This was another novel by Sarah Dunant and a part of her Renaissance series. This story tells the tale of 16th-century Venetian courtesan, Fiammetta Bianchini, through the voice of her pimp/protector Bucino.
The novel begins as Fiametta and Bucino flee Rome as it is being pillaged by German Lutherans. They head to Venice, where Fiametta’s mother lives and where she trained Fiametta to be a courtesan.
The story tracks their triumphs and hardships as they attempt to set-up shop (if you will) in Venice and promote Fiametta to become one of the most popular and famous courtesans.

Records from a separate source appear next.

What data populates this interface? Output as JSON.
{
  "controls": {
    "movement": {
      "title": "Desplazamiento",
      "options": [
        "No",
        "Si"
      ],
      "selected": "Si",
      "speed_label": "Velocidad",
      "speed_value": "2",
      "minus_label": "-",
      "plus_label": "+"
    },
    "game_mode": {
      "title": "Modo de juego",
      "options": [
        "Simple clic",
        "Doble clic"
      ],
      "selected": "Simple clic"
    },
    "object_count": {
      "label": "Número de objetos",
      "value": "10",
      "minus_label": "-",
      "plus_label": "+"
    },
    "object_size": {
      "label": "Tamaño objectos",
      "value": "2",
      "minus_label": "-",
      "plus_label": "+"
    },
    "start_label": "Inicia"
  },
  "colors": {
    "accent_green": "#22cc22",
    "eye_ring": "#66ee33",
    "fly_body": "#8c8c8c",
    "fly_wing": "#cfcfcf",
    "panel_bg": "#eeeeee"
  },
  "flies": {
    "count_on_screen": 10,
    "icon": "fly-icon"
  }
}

In the other two novels, though, Dunant uses third person. This piece is told through the eyes of Bucino, in first person. When I read the first paragraph, I immediately scoffed and groaned! One aspect about Dunant I really enjoyed was her use of third-person present tense. While the present tense was still the same, the first person was something different from her other two pieces. I grew to enjoy it eventually. Getting Bucino’s expert opinions and knowledge of 16th century prostitution was helpful to the development of a good reader-writer rapport.
I trusted her to give me info through him.
The Bucino filter allows the reader to see only his point of view, though, which leads to a plot twist near the end.
I liked this book. It made me want to go back and re-read all three as a psuedo-series. As a collection. I recommend it. Dunant’s mastery of historical fiction and the female life in her Renaissance collection is delightful.
I wish I had gotten more of the inner thoughts of Fiametta, about being a young woman in the 16th century. But overall, I cannot say that I didn’t enjoy it.